Monsieur Maire, concernant les otages, ma démarche ne varie pas. Je n'en fais pas écho. Sachez seulement que la France reste toujours mobilisée sur le cas de Sophie Pétronin. Il ne faut pas toujours croire ce que disent les journaux.

Lorsqu'une intervention n'a pas lieu tout de suite après une prise d'otages, les délais de détention peuvent être extrêmement longs dans cette zone. En tant que ministre de la défense, j'ai connu le cas d'otages libérés au bout de 1 500 jours. Tout cela réclame un travail méticuleux que nos services effectuent de façon méthodique et organisée.

La restitution des oeuvres au Bénin est une mission de longue haleine mais l'engagement du Président de la République sera tenu. La volonté politique est là. Des missions conjointes du ministère de la culture et du ministère des affaires étrangères se sont rendues au Bénin pour évaluer les conditions d'accueil et nous travaillons à élaborer un cadre juridique adéquat.

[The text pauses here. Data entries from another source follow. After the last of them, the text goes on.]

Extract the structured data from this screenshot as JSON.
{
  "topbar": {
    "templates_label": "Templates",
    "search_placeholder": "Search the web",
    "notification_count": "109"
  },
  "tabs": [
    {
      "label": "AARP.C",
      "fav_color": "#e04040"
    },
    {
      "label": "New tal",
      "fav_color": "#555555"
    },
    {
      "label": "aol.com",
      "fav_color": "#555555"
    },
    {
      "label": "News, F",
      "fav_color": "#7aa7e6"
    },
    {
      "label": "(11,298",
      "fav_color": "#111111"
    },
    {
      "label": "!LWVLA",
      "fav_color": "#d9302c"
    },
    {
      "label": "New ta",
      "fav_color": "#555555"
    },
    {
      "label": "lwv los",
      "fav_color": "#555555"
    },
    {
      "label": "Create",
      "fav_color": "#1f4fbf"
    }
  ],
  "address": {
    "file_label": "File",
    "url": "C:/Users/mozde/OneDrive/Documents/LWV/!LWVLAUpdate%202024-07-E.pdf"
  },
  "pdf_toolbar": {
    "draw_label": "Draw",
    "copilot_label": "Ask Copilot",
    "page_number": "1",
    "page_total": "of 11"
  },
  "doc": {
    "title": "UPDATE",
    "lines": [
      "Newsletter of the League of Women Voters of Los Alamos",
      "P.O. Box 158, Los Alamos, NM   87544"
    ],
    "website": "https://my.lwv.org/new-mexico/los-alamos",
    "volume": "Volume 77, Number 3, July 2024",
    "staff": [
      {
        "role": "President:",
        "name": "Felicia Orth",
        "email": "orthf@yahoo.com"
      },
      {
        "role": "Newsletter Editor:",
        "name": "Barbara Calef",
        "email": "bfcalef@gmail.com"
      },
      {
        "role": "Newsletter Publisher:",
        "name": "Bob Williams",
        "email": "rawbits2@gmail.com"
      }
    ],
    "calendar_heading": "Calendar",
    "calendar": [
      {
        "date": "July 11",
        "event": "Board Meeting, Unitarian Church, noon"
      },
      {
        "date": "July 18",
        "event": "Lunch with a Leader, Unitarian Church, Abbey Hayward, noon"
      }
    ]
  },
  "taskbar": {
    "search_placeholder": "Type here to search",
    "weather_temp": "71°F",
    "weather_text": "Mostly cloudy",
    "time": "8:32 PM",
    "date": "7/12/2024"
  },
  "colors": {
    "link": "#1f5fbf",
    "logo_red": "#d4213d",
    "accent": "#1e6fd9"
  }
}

Quant au comité interparlementaire G5 Sahel, je salue cette initiative qui me paraît à tous égards être une bonne idée. Si l'AFD vous accompagne, tant mieux. En séance publique, je suis toujours obligé d'être un peu en retrait. Ici, je peux vous dire les choses autrement : il ne faudrait pas que les autorités politiques des États du Sahel s'installent dans le confort d'avoir la force Barkhane derrière elles. Il est nécessaire qu'il y ait une prise de conscience progressive du fait que la sécurité des Africains doit être assurée par les Africains eux-mêmes. C'est un problème de culture. Barkhane n'a pas vocation à rester éternellement dans cette zone.

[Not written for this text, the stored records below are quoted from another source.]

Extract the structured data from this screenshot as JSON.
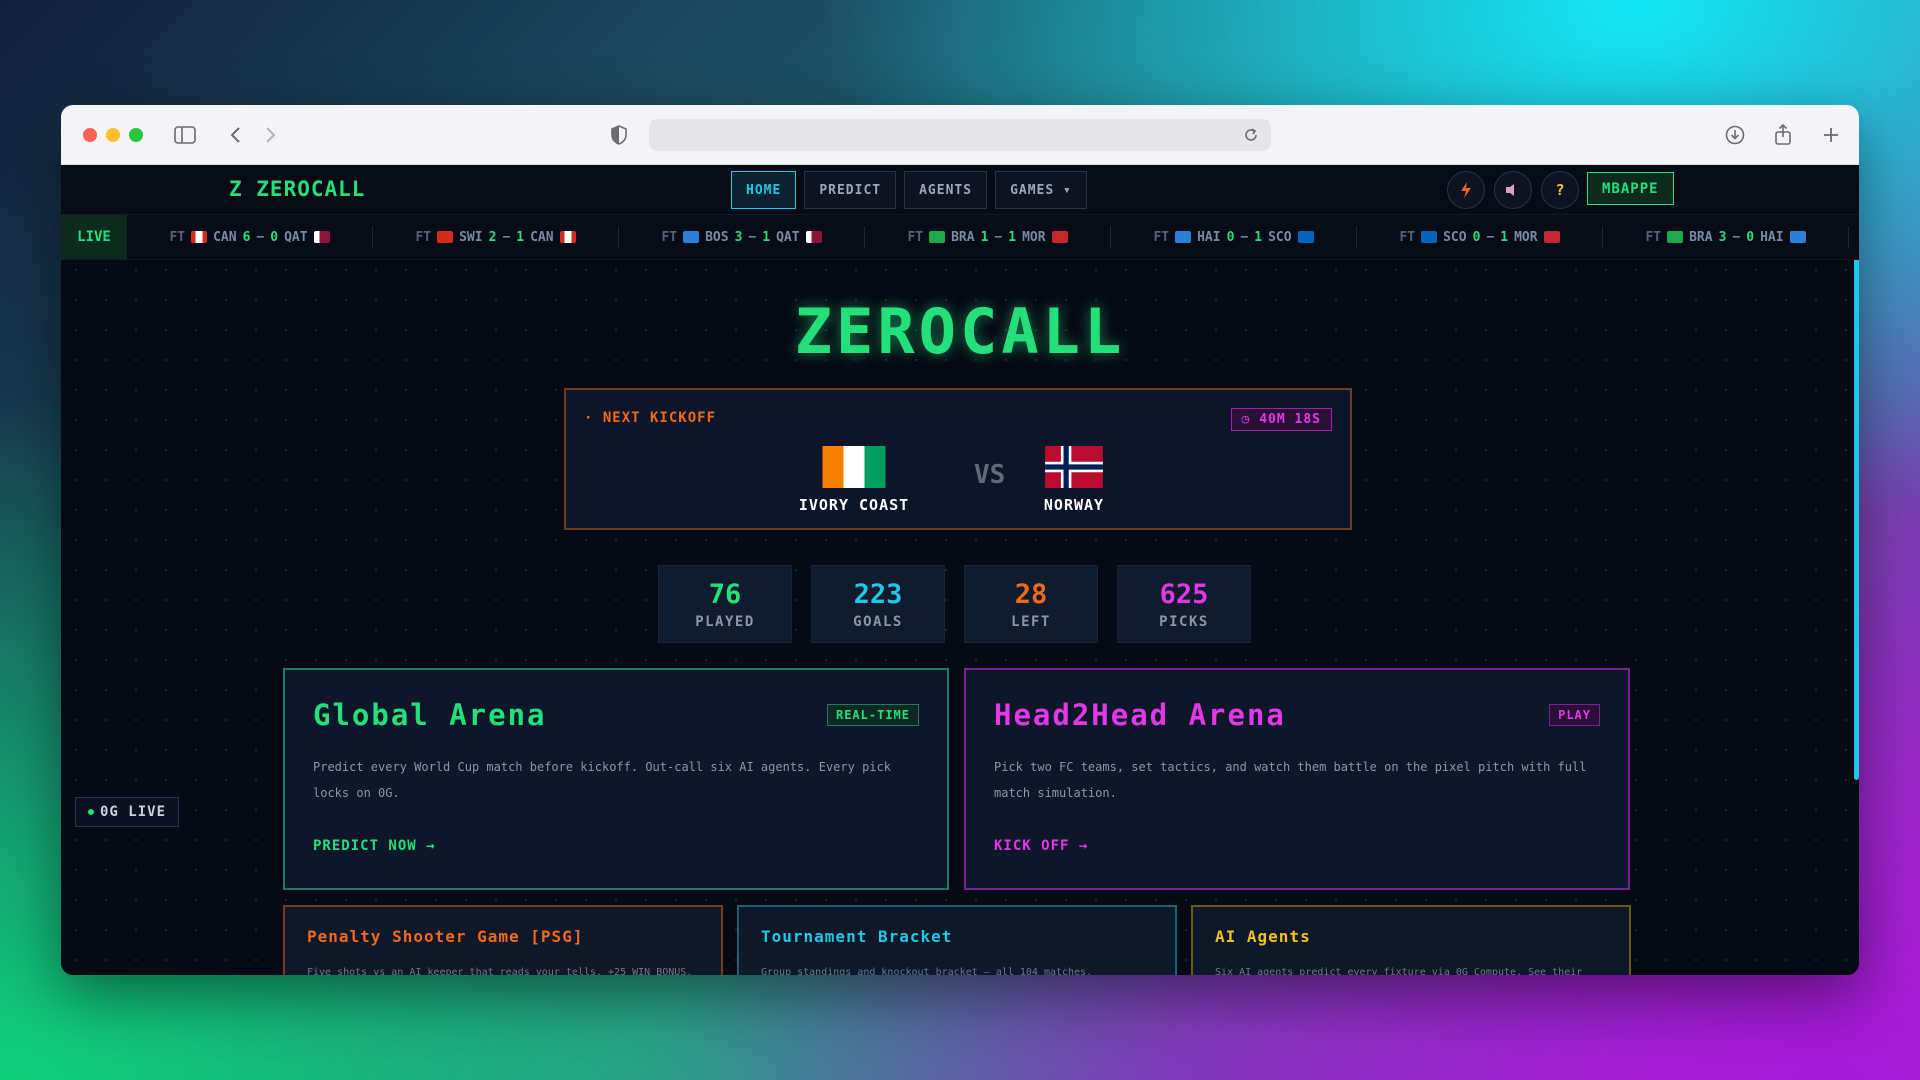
{
  "nav": {
    "brand": "Z ZEROCALL",
    "items": [
      {
        "label": "HOME"
      },
      {
        "label": "PREDICT"
      },
      {
        "label": "AGENTS"
      },
      {
        "label": "GAMES ▾"
      }
    ],
    "user": "MBAPPE"
  },
  "ticker": {
    "live_label": "LIVE",
    "matches": [
      {
        "status": "FT",
        "home": "CAN",
        "home_score": "6",
        "away_score": "0",
        "away": "QAT"
      },
      {
        "status": "FT",
        "home": "SWI",
        "home_score": "2",
        "away_score": "1",
        "away": "CAN"
      },
      {
        "status": "FT",
        "home": "BOS",
        "home_score": "3",
        "away_score": "1",
        "away": "QAT"
      },
      {
        "status": "FT",
        "home": "BRA",
        "home_score": "1",
        "away_score": "1",
        "away": "MOR"
      },
      {
        "status": "FT",
        "home": "HAI",
        "home_score": "0",
        "away_score": "1",
        "away": "SCO"
      },
      {
        "status": "FT",
        "home": "SCO",
        "home_score": "0",
        "away_score": "1",
        "away": "MOR"
      },
      {
        "status": "FT",
        "home": "BRA",
        "home_score": "3",
        "away_score": "0",
        "away": "HAI"
      }
    ]
  },
  "hero": {
    "title": "ZEROCALL"
  },
  "kickoff": {
    "label": "· NEXT KICKOFF",
    "timer": "◷ 40M 18S",
    "home": "IVORY COAST",
    "away": "NORWAY",
    "vs": "VS"
  },
  "stats": [
    {
      "value": "76",
      "label": "PLAYED",
      "color": "#23e07a"
    },
    {
      "value": "223",
      "label": "GOALS",
      "color": "#1ec8e6"
    },
    {
      "value": "28",
      "label": "LEFT",
      "color": "#f06a1c"
    },
    {
      "value": "625",
      "label": "PICKS",
      "color": "#e238e8"
    }
  ],
  "arenas": {
    "global": {
      "title": "Global Arena",
      "badge": "REAL-TIME",
      "desc": "Predict every World Cup match before kickoff. Out-call six AI agents. Every pick locks on 0G.",
      "link": "PREDICT NOW →"
    },
    "h2h": {
      "title": "Head2Head Arena",
      "badge": "PLAY",
      "desc": "Pick two FC teams, set tactics, and watch them battle on the pixel pitch with full match simulation.",
      "link": "KICK OFF →"
    }
  },
  "cards": [
    {
      "title": "Penalty Shooter Game [PSG]",
      "desc": "Five shots vs an AI keeper that reads your tells. +25 WIN BONUS."
    },
    {
      "title": "Tournament Bracket",
      "desc": "Group standings and knockout bracket — all 104 matches."
    },
    {
      "title": "AI Agents",
      "desc": "Six AI agents predict every fixture via 0G Compute. See their"
    }
  ],
  "og_live": "0G LIVE",
  "colors": {
    "green": "#23e07a",
    "cyan": "#1ec8e6",
    "orange": "#f06a1c",
    "magenta": "#e238e8",
    "yellow": "#f2c21b"
  }
}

Monsieur Fanget, je serai ravi de lire votre rapport commun et vous remercie pour le travail que vous avez accompli avec M. Lecoq. Nous sommes dans une période compliquée en matière de prolifération, en particulier avec l'Iran et la Corée du Nord. La situation est abordée de manière contradictoire par les autorités d'un certain pays : on ne peut pas à la fois aller voir celui qui continue à proliférer et condamner celui qui y a renoncé. Nous partageons votre combat pour le désarmement nucléaire et sommes favorables à une application du TICE. Il faut toutefois rester vigilant car nous arrivons à des échéances importantes. Le traité New Start arrivera en effet à expiration en 2021, or c'est le seul traité encore en vigueur, du fait du retrait de la Russie et des États-Unis du traité sur les forces nucléaires à portée intermédiaire (FNI). La prolifération est le risque le grave qui existe aujourd'hui dans le monde pour notre sécurité et notre survie.

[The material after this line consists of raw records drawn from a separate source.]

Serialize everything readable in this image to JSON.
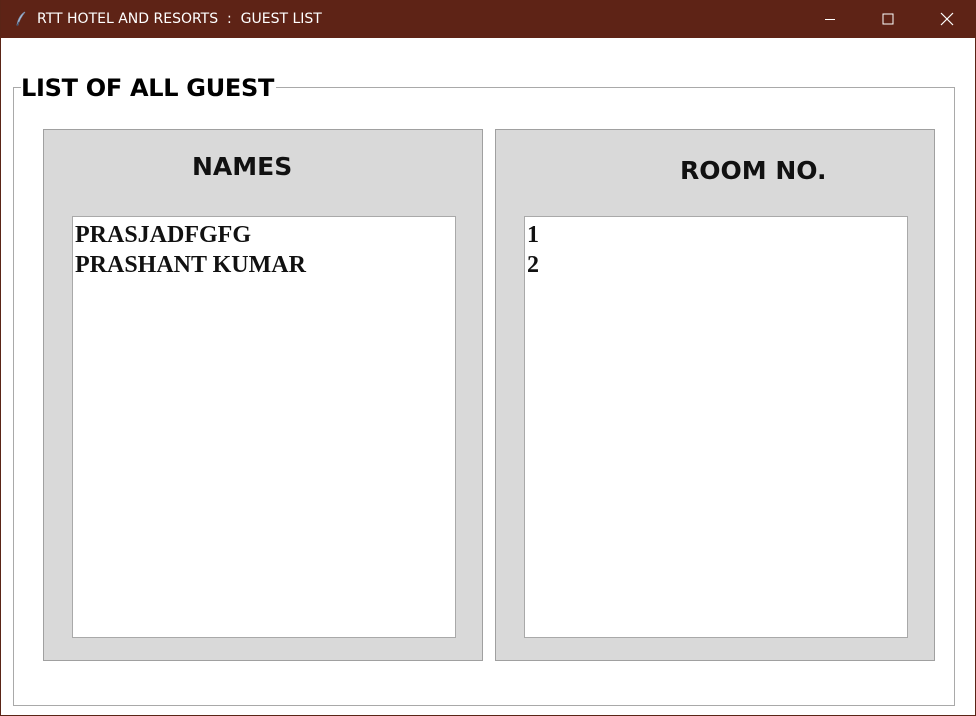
{
  "window": {
    "title": "RTT HOTEL AND RESORTS  :  GUEST LIST",
    "titlebar_color": "#5e2316",
    "app_icon": "feather-icon",
    "controls": [
      "minimize-icon",
      "maximize-icon",
      "close-icon"
    ]
  },
  "group": {
    "label": "LIST OF ALL GUEST"
  },
  "names_panel": {
    "heading": "NAMES",
    "items": [
      "PRASJADFGFG",
      "PRASHANT KUMAR"
    ]
  },
  "rooms_panel": {
    "heading": "ROOM NO.",
    "items": [
      "1",
      "2"
    ]
  },
  "colors": {
    "panel_bg": "#d9d9d9",
    "list_bg": "#ffffff"
  }
}
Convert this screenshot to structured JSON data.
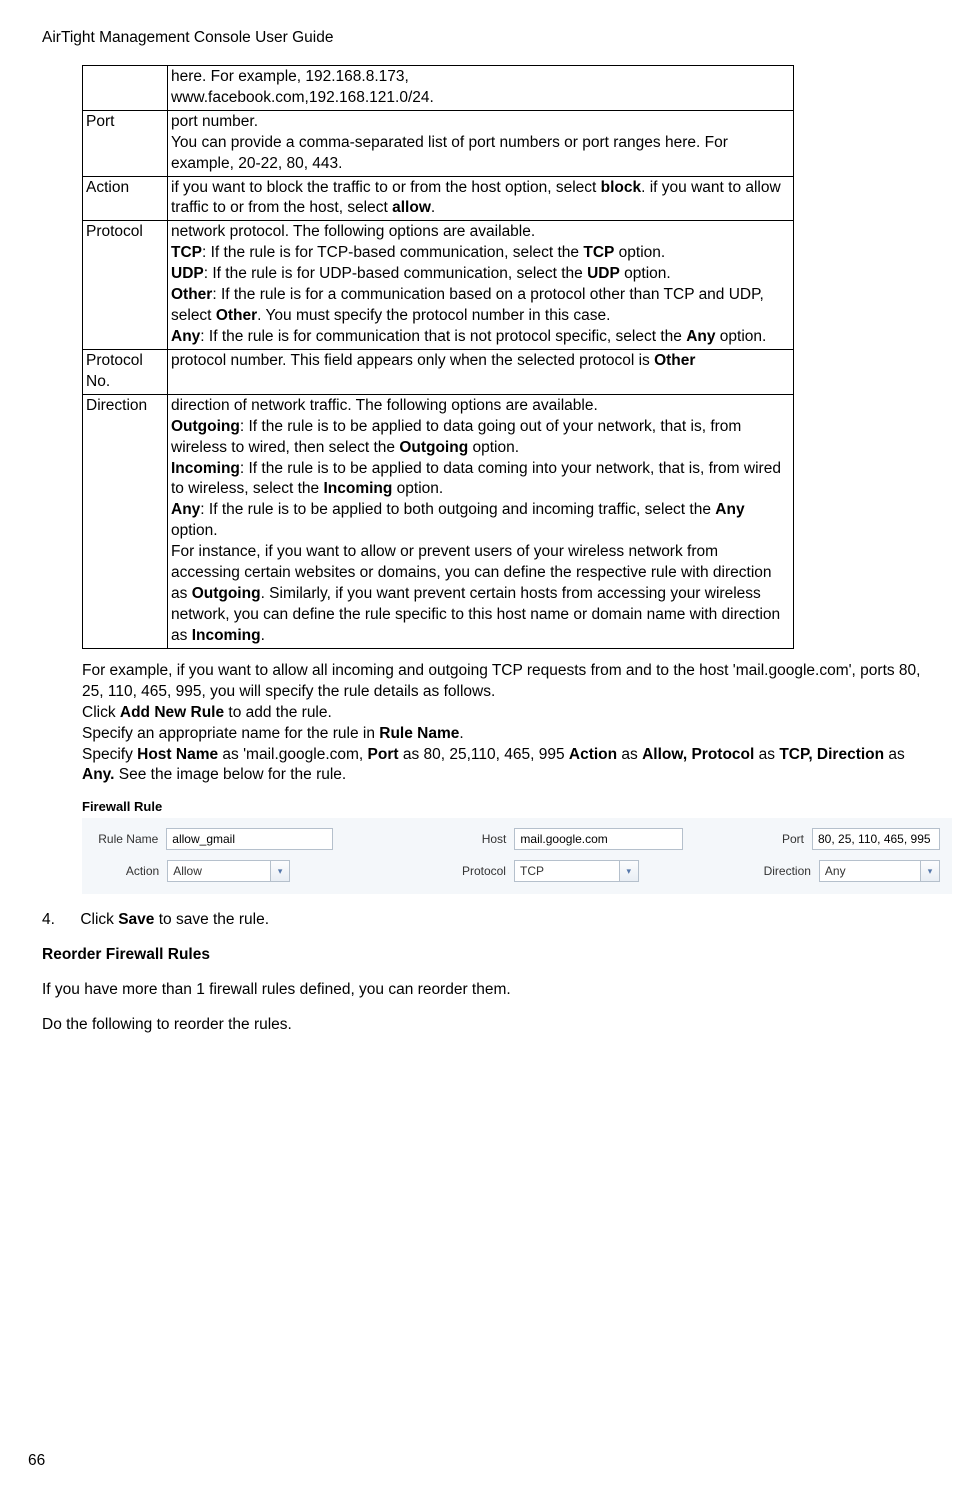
{
  "header": "AirTight Management Console User Guide",
  "page_number": "66",
  "table": {
    "row0": {
      "desc_a": "here. For example, 192.168.8.173,",
      "desc_b": "www.facebook.com,192.168.121.0/24."
    },
    "port": {
      "name": "Port",
      "desc_a": "port number.",
      "desc_b": "You can provide a comma-separated list of port numbers or port ranges here. For example, 20-22, 80, 443."
    },
    "action": {
      "name": "Action",
      "desc_a": "if you want to block the traffic to or from the host option, select ",
      "desc_b": ". if you want to allow traffic to or from the host, select ",
      "block": "block",
      "allow": "allow",
      "dot": "."
    },
    "protocol": {
      "name": "Protocol",
      "l1": "network protocol. The following options are available.",
      "tcp_b": "TCP",
      "tcp_t": ": If the rule is for TCP-based communication, select the ",
      "tcp_b2": "TCP",
      "opt1": " option.",
      "udp_b": "UDP",
      "udp_t": ": If the rule is for UDP-based communication, select the ",
      "udp_b2": "UDP",
      "opt2": " option.",
      "oth_b": "Other",
      "oth_t1": ": If the rule is for a communication based on a protocol other than TCP and UDP, select ",
      "oth_b2": "Other",
      "oth_t2": ". You must specify the protocol number in this case.",
      "any_b": "Any",
      "any_t1": ": If the rule is for communication that is not protocol specific, select the ",
      "any_b2": "Any",
      "any_t2": " option."
    },
    "protono": {
      "name": "Protocol No.",
      "desc_a": "protocol number. This field appears only when the selected protocol is ",
      "other": "Other"
    },
    "direction": {
      "name": "Direction",
      "l1": "direction of network traffic. The following options are available.",
      "out_b": "Outgoing",
      "out_t1": ": If the rule is to be applied to data going out of your network, that is, from wireless to wired, then select the ",
      "out_b2": "Outgoing",
      "out_t2": " option.",
      "in_b": "Incoming",
      "in_t1": ": If the rule is to be applied to data coming into your network, that is, from wired to wireless, select the ",
      "in_b2": "Incoming",
      "in_t2": " option.",
      "any_b": "Any",
      "any_t1": ":  If the rule is to be applied to both outgoing and incoming traffic, select the ",
      "any_b2": "Any",
      "any_t2": " option.",
      "ex1": "For instance, if you want to allow or prevent users of your wireless network from accessing certain websites or domains, you can define the respective rule with direction as ",
      "ex_b1": "Outgoing",
      "ex2": ". Similarly, if you want prevent certain hosts from accessing your wireless network, you can define the rule specific to this host name or domain name with direction as ",
      "ex_b2": "Incoming",
      "ex3": "."
    }
  },
  "example": {
    "p1": "For example, if you want to allow all incoming and outgoing TCP requests from and to the host 'mail.google.com', ports 80, 25, 110, 465, 995, you will specify the rule details as follows.",
    "p2a": "Click ",
    "p2b": "Add New Rule",
    "p2c": " to add the rule.",
    "p3a": "Specify an appropriate name for the rule in ",
    "p3b": "Rule Name",
    "p3c": ".",
    "p4a": "Specify ",
    "hostname_b": "Host Name",
    "p4b": " as 'mail.google.com, ",
    "port_b": "Port",
    "p4c": " as 80, 25,110, 465, 995 ",
    "action_b": "Action",
    "p4d": " as ",
    "allow_b": "Allow, Protocol",
    "p4e": " as ",
    "tcp_b": "TCP, Direction",
    "p4f": " as ",
    "any_b": "Any.",
    "p4g": "  See the image below for the rule."
  },
  "rule": {
    "title": "Firewall Rule",
    "labels": {
      "rulename": "Rule Name",
      "host": "Host",
      "port": "Port",
      "action": "Action",
      "protocol": "Protocol",
      "direction": "Direction"
    },
    "values": {
      "rulename": "allow_gmail",
      "host": "mail.google.com",
      "port": "80, 25, 110, 465, 995",
      "action": "Allow",
      "protocol": "TCP",
      "direction": "Any"
    }
  },
  "step4": {
    "num": "4.",
    "a": "Click ",
    "b": "Save",
    "c": " to save the rule."
  },
  "reorder": {
    "h": "Reorder Firewall Rules",
    "p1": "If you have more than 1 firewall rules defined, you can reorder them.",
    "p2": "Do the following to reorder the rules."
  }
}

Madame Lenne, je ne vais pas pouvoir reprendre l'ensemble de la problématique de l'aide au développement. Vous connaissez les engagements et les déclarations du Président de la République à ce sujet. Nous prévoyons un projet de loi pour fixer un cadre. À cet égard, le rapport de M. Berville constitue une référence. Nous sommes dans une logique totalement nouvelle qui nécessite beaucoup de détermination. La mienne sera au rendez-vous, ne vous inquiétez pas.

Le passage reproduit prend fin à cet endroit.